Han pasado por delante de mí rostros desconocidos en su mayoría, con los que se pueden mantener conversaciones más que decorosas. Lo importante es aguantar el tipo, o lo que es lo mismo, de vez en cuando hay que salirse por la tangente con un giro conversacional que nada tiene que ver con lo hablado hasta ese momento. Cómo quedan mejor las croquetas en casa, a la vista de lo grasientas que están las que en ese momento se degustan. Qué hacer un día de huelga general, cuando a uno le entran ganas de comer un pastel en cierta cafetería por la que pasa (sin entrar) todos los días el resto del año. Cuál es el mejor momento para salirse de una sala de cine sin llamar la atención; o todo lo contrario. El por qué cuanto más te conocen de vista en un cine, más compasión sienten por ti. Dónde se encuentran las mejores chicas de la ciudad, a ser posible venidas de muy lejos.
       

        Día 9

Se acerca el abismo de la depresión post-festivalera. Ya lo empiezo a sentir. No quiero ser agorero, pero estos temas mejor dejarlos claros al principio. También deseo felicitar, antes de que se me olvide, a todo el equipo de personas, máquinas, zombies y animales que han ayudado a que el Festival llegue a feliz término (exceptuando a un mocoso que me exigió le mostrara mi acreditación para que yo pudiera seguir bebiendo cerveza a la salud de los amigos que me colaron en el garito que él malcontrolaba).

Para terminar de una manera más relajada, hoy sólo he visto un par de pelis. Dos latinas, de nuevo. Una sobre las aventuras de un abuelo con Alzheimer. Otra, sobre las desventuras de una chica a quien no le gusta dormir en un tienda de campaña (y a su maridito menos). Pasoliniesca orgía de burguesía donostiarra en la sala. Que Dios la libre del Alzheimer, y de que le de también por invadir los campings de este mundo. Así los demás dormiremos más tranquilos bajo las estrellas.

Habiendo hablado con Nibel sobre la estrategia más inteligente para colarse en la fiesta de Clausura, me he encontrado con Foguea en el puente del Kursaal. Ya le había visto ir y venir por este sitio entre las dos películas anteriores, y como parecía estar repitiendo la jugada, le he preguntado a ver si daban algo gratis por cruzar el puente cuantas más veces mejor, cargado con la propaganda que se nos regala a los críticos en las taquillas del cubo mayor.
—No, hombre, no. Lo que pasa es que me estoy despejando de lo de ayer, y el aire del mar me viene muy bien. ¿Qué? ¿Te ha gustado la sueca?
—Prefiero tus cubanas— le he contestado, dejándole con la boca abierta, esta vez sin mayonesa. Después me he pasado un momento por casa para abandonar a su suerte la colección de postales, fotografías y afiches que reparten con alegría inusitada las poco ecologistas productoras que intentan hacer negocio con sus productos y subproductos. Mi madre me ha dicho que como mañana mismo no tire todo a la basura, ella se encargará de hacerlo. Así que supongo que me tengo que dar prisa, y esconder lo más importante en algún rincón.

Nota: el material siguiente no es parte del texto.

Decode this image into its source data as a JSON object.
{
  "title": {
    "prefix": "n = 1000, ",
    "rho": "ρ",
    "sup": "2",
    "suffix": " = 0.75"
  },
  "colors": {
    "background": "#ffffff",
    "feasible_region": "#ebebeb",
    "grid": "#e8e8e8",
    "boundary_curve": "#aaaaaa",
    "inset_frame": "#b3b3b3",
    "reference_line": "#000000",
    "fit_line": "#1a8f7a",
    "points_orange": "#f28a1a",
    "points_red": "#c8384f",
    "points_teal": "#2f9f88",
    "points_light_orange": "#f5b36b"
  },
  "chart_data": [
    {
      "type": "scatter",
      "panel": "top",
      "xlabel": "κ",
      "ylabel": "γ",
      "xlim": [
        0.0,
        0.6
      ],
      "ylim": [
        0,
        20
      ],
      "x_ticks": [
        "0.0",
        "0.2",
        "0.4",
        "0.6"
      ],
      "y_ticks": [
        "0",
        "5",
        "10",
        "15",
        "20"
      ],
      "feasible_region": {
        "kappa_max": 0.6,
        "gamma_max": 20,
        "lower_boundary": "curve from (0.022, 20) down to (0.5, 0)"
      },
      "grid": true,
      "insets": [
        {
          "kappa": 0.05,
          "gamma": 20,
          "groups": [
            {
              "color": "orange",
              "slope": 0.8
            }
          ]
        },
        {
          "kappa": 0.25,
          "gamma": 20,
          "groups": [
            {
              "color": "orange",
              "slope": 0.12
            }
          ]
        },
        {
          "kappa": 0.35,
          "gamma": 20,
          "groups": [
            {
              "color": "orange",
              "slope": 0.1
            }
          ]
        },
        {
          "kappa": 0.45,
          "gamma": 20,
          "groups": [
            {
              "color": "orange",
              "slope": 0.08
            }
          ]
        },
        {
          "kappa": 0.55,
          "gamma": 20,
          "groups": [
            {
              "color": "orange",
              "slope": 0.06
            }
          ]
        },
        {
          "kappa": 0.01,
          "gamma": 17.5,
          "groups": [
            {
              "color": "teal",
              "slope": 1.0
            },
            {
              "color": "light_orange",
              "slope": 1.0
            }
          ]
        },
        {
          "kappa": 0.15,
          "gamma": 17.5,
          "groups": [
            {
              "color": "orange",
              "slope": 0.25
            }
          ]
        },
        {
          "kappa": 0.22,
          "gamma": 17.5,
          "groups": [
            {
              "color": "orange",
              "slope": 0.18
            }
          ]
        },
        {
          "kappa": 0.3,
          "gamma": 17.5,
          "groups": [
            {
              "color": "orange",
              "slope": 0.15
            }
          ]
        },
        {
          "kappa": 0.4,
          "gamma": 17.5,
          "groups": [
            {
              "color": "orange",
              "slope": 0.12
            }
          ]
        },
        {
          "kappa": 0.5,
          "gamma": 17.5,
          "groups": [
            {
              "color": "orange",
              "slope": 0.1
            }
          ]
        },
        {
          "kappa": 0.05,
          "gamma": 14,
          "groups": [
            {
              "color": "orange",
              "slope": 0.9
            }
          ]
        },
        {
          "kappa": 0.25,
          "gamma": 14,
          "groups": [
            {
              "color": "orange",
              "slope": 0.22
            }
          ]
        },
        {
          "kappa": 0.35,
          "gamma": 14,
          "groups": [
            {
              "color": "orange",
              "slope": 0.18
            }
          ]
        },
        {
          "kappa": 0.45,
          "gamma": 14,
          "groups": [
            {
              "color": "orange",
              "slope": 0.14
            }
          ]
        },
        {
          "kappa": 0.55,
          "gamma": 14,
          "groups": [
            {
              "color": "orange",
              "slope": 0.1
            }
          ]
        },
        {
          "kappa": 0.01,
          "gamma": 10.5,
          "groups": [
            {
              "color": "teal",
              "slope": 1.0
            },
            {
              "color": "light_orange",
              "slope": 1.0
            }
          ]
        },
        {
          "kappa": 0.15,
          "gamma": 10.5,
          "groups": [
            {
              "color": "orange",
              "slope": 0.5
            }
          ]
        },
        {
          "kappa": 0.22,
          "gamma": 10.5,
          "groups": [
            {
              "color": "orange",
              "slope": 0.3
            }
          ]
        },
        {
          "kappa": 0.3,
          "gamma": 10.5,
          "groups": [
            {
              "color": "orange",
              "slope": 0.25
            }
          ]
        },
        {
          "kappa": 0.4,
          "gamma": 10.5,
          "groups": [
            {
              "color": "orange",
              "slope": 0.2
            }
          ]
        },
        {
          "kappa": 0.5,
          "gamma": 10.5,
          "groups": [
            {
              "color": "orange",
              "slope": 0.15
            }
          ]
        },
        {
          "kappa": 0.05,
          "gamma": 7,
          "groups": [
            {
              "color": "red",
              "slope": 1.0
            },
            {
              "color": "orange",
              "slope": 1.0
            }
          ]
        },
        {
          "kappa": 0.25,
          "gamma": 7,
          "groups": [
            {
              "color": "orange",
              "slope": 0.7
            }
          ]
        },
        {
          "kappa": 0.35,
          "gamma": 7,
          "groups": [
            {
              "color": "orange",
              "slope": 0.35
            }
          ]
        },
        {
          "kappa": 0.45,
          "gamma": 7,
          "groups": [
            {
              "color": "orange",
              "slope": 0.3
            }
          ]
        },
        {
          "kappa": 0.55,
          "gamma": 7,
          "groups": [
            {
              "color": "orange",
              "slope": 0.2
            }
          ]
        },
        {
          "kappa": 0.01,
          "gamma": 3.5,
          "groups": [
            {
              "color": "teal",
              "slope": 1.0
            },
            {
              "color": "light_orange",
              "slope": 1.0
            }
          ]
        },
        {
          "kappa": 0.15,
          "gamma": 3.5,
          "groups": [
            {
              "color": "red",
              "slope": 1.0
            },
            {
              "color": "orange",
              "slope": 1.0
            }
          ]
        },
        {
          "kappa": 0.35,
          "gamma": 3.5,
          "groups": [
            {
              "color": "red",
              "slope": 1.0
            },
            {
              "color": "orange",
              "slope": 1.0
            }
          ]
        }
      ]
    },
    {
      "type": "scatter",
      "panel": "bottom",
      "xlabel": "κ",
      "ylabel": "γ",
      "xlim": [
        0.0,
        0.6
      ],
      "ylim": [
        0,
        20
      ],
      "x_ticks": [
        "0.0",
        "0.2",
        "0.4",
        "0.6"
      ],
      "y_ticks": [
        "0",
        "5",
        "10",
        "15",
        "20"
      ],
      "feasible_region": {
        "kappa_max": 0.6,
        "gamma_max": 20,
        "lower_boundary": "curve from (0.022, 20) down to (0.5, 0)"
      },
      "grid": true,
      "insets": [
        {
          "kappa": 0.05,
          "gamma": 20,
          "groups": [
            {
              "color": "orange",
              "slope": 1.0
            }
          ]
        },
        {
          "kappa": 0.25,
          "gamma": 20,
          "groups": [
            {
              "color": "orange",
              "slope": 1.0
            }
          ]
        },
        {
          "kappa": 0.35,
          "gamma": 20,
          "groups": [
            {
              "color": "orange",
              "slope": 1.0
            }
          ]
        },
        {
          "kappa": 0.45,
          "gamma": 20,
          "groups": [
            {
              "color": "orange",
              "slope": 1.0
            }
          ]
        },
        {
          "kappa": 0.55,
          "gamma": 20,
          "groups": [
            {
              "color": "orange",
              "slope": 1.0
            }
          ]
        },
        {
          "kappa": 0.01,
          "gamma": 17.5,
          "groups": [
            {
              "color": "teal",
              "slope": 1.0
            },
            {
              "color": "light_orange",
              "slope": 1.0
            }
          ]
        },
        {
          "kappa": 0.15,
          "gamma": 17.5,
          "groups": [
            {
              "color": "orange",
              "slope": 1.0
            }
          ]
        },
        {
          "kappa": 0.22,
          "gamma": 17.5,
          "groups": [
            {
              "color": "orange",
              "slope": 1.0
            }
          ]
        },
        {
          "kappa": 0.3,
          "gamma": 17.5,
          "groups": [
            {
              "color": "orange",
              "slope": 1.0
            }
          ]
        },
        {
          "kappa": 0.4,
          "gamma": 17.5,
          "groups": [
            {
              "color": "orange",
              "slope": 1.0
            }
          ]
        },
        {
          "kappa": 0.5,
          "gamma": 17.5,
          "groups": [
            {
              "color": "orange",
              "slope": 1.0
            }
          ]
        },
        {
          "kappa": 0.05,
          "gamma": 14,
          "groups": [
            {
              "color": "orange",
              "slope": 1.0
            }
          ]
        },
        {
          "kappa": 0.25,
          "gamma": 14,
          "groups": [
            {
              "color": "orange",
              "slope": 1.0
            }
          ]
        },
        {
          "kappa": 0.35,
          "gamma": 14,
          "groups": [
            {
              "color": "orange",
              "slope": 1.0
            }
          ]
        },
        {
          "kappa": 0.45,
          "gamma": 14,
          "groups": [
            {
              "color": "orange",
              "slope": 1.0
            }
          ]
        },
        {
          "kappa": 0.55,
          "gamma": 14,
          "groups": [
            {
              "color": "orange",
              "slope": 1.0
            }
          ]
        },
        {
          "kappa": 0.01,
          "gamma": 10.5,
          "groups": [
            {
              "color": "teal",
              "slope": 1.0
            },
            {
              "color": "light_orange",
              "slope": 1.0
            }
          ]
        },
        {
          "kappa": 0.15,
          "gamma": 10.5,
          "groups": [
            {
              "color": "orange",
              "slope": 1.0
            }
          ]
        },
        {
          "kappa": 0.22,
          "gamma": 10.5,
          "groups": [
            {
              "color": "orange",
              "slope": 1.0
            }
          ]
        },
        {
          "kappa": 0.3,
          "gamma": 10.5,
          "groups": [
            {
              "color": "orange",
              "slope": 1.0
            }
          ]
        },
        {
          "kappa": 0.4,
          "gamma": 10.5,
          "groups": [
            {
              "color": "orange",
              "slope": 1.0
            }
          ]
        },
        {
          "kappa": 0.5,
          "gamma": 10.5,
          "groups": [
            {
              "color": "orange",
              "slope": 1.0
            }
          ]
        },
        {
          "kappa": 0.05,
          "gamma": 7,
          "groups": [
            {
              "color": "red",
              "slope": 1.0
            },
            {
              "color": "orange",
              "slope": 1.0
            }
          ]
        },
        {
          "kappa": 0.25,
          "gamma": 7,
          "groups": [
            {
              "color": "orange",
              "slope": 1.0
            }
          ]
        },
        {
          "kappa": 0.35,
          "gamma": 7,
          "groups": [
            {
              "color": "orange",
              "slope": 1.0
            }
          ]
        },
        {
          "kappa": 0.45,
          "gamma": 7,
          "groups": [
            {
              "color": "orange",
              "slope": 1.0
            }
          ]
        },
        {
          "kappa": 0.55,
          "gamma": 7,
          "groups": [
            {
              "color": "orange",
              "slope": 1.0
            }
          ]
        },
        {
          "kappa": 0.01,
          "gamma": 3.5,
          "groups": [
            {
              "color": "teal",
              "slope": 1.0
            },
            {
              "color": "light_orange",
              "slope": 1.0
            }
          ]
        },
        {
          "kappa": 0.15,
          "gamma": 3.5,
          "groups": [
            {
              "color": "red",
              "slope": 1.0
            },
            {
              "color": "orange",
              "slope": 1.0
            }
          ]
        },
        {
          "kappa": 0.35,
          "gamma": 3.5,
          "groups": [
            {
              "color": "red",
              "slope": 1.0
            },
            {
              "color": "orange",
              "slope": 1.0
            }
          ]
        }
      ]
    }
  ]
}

Finalmente, he conseguido entrar. No podía ser de otra manera. No he querido beber mucho porque mañana ya no hay películas con las que sobrellevar una resaca. Y otra vez, Foguea, que no sé cómo se las arregla para estar en todas. Se encontraba en un feliz y solitario proceso de embriaguez. Vamos a terminar con esto hasta el año que viene, me digo. Me acerco a él, quien ya tenía preparada la munición.
—No he podido localizar tu página web.
A qué tanto interés me he preguntado yo.
—No has buscado bien— le digo. Y la cuestión de rigor por su parte.
—¿Te acreditarás el año que viene?
—Supongo que sí. Tú también, ¿no?
Mientras escuchaba su contestación afirmativa, me he dado cuenta de que realmente era el momento en el que el Festival realmente se acababa. Fin. Hora de decir la verdad, porque sin ella, es difícil sobrevivir el resto del año.
—Foguea, que sepas una cosa. Por muy acreditado que estés, tú, dentro y fuera del Festival, ya estás desacreditado de por vida.